Key stocks pull down Qatar index below 10,200
April 25 2016 07:16 PM
QSE
The Qatar Index shed 0.78% to 10,184.51 points

By Santhosh V. Perumal/Business Reporter

Ahead of the listing of Qatar First Bank on Wednesday, Qatar Stock Exchange fell for the second day by another 78 points to sink below the 10,200 mark, dragged by consumer goods, industrials and real estate stocks.
Gulf institutions turned net profit takers as the 20-stock Qatar Index shed 0.78% to 10,184.51 points despite rebound in the global energy prices with market anticipating rebalance.
Micro and midcaps witnessed heavy profit booking in the market, which is down 2.35% year-to-date.
The index that tracks Shariah-principled stocks was seen dropping faster than the other indices in the bourse, where trading turnover increased amid a marginal dip in volumes.
However, net buying of domestic institutions and non-Qatari individuals strengthened and Gulf retail investors turned bullish in the market, where banking, industrials and consumer goods stocks together constituted more than 73% of the total trading volume.
Market capitalisation eroded 1% or about QR6bn to QR545.22bn with micro, mid, small and large cap equities dropping 1.88%, 1.48%, 0.83% and 0.55% respectively.

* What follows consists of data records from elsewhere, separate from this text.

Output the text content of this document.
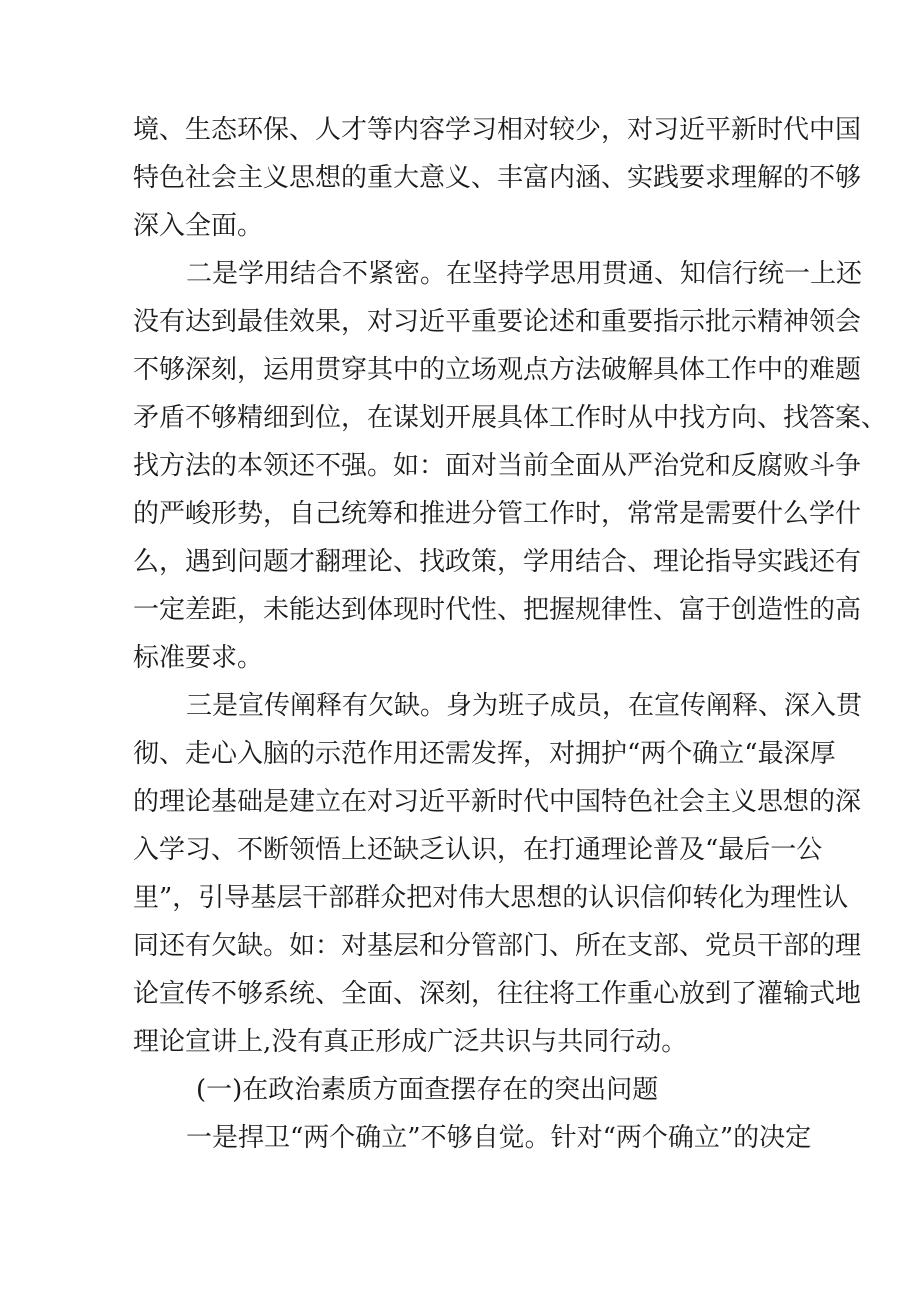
境、生态环保、人才等内容学习相对较少，对习近平新时代中国

特色社会主义思想的重大意义、丰富内涵、实践要求理解的不够

深入全面。

二是学用结合不紧密。在坚持学思用贯通、知信行统一上还

没有达到最佳效果，对习近平重要论述和重要指示批示精神领会

不够深刻，运用贯穿其中的立场观点方法破解具体工作中的难题

矛盾不够精细到位，在谋划开展具体工作时从中找方向、找答案、

找方法的本领还不强。如：面对当前全面从严治党和反腐败斗争

的严峻形势，自己统筹和推进分管工作时，常常是需要什么学什

么，遇到问题才翻理论、找政策，学用结合、理论指导实践还有

一定差距，未能达到体现时代性、把握规律性、富于创造性的高

标准要求。

三是宣传阐释有欠缺。身为班子成员，在宣传阐释、深入贯

彻、走心入脑的示范作用还需发挥，对拥护“两个确立“最深厚

的理论基础是建立在对习近平新时代中国特色社会主义思想的深

入学习、不断领悟上还缺乏认识，在打通理论普及“最后一公

里”，引导基层干部群众把对伟大思想的认识信仰转化为理性认

同还有欠缺。如：对基层和分管部门、所在支部、党员干部的理

论宣传不够系统、全面、深刻，往往将工作重心放到了灌输式地

理论宣讲上,没有真正形成广泛共识与共同行动。

(一)在政治素质方面查摆存在的突出问题

一是捍卫“两个确立”不够自觉。针对“两个确立”的决定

The Total Return Index fell 0.76% to 16,477.85 points, All Share Index by 0.95% to 2,839.87 points and Al Rayan Islamic Index by 1.73% to 3,959 points.
Consumer goods stocks shrank 1.98%, industrials (1.87%), realty (1%), transport (0.77%), banks and financial services (0.55%) and telecom (0.17%); whereas insurance was up 0.07%.
More than 76% of the stocks were in the red with major losers being Industries Qatar, Aamal Company, Gulf International Services, Mesaieed Petrochemical Holding, Vodafone Qatar, Barwa, Mazaya Qatar, Ezdan, Gulf Warehousing, Nakilat, Ahli Bank, Masraf Al Rayan, al khaliji, Alijarah Holding, Medicare Group, Widam Food and Qatari German Company for Medical Devices.
However, Ooredoo, Commercial Bank, Dlala, Qatari Investors Group, Doha Insurance and Milaha were seen bucking the trend.
The GCC (Gulf Cooperation Council) institutions turned net sellers to the tune of QR6.25mn against net buyers of QR6.17mn on Sunday.
However, domestic institutions’ net buying increased to QR11.1mn compared to QR8.63mn on April 24.
The GCC individual investors turned net buyers to the extent of QR5.24mn against net sellers of QR0.28mn the previous day.
Non-Qatari individual investors’ net buying rose to QR2.3mn compared to QR1.78mn on Sunday.
Non-Qatari institutions’ net buying strengthened to QR2.84mn against QR1.16mn on April 24.
Local retail investors’ net profit booking weakened to QR15.12mn compared to QR17.48mn the previous day.
Total trade volume was down less than 1% to 9.82mn shares but value gained 27% to QR359.23mn and deals by 28% to 5,615.
The banks and financial services sector witnessed 30% plunge in trade volume to 2.69mn equities, 15% in value to QR85.07mn and 10% in transactions to 1,249.
The industrials sector’s trade volume plummeted 24% to 2.63mn stocks, value by 11% to QR89.02mn and deals by 9% to 1,216.
There was 3% decline in the real estate sector’s trade volume to 1.42mn shares, 11% in value to Q27.79mn and 3% in transactions to 590.
However, the insurance sector’s trade volume more than tripled to 0.1mn equities and value tripled to QR6.03mn on almost quadrupled deals to 115.
The transport sector’s trade volume more than tripled to 0.4mn stocks and almost tripled to QR14.88mn on 54% jump in transactions to 207.
The consumer goods sector’s trade volume more than tripled to 1.87mn shares and value more than tripled to QR118.23mn on more than tripled deals to 1,655.
The telecom sector’s trade volume more than doubled to 0.71mn equities and value also more than doubled to QR18.21mn on 55% expansion in transactions to 583.
In the debt market, there was no trading of treasury bills and government bonds.